那流浪漢道:「那是一座私人療養院——」他隨即又作了一個鬼臉,道:「大多數是神經病人,在那裡接受治療的。」
丘倫「哦」地一聲,他想起來了,令他驚愕的那個男人,身上所穿的那件衣服,樣子十分怪,看來正是精神病院病人所穿的衣服。

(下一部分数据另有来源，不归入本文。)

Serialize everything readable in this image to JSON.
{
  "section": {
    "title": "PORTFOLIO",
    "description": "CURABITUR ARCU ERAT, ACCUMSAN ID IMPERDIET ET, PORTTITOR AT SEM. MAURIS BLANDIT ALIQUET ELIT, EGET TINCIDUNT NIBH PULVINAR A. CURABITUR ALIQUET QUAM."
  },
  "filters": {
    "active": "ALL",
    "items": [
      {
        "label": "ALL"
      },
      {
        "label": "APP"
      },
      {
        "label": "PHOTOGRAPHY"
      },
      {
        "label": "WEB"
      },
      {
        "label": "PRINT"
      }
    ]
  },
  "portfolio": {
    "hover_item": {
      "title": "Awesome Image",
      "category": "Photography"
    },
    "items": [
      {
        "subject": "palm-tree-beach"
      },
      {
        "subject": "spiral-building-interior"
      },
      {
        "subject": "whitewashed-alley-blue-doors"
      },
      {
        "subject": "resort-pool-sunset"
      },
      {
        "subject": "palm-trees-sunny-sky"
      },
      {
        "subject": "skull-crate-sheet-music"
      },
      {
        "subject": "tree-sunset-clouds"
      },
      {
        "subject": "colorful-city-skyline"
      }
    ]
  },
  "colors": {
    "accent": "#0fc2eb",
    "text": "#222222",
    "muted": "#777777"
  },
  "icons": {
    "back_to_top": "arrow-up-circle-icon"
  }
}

如果那是一間精神病院,其中的一個病人逃了出來,被人捉回去,那也是極普通的一件事,奇怪是何以這個人看起來會和齊洛將軍一模一樣?
丘淪發了片刻怔,那流浪漢又道:「先生,你對精神病院發生興趣?」
丘倫揮了揮手,道:「誰會對精神病院有興趣?不過,不過……」
丘倫實在不知道說什麼才好,他心中有疑團,想找一個人說一說,但也決計不會無聊得對一個不相識的流浪漢去說什麼的。所以,他沒有說下去,就上了車。卻不料他一上車,那流浪漢竟老實不客氣地開啟了另一邊的車門,就在他的身邊坐了下來。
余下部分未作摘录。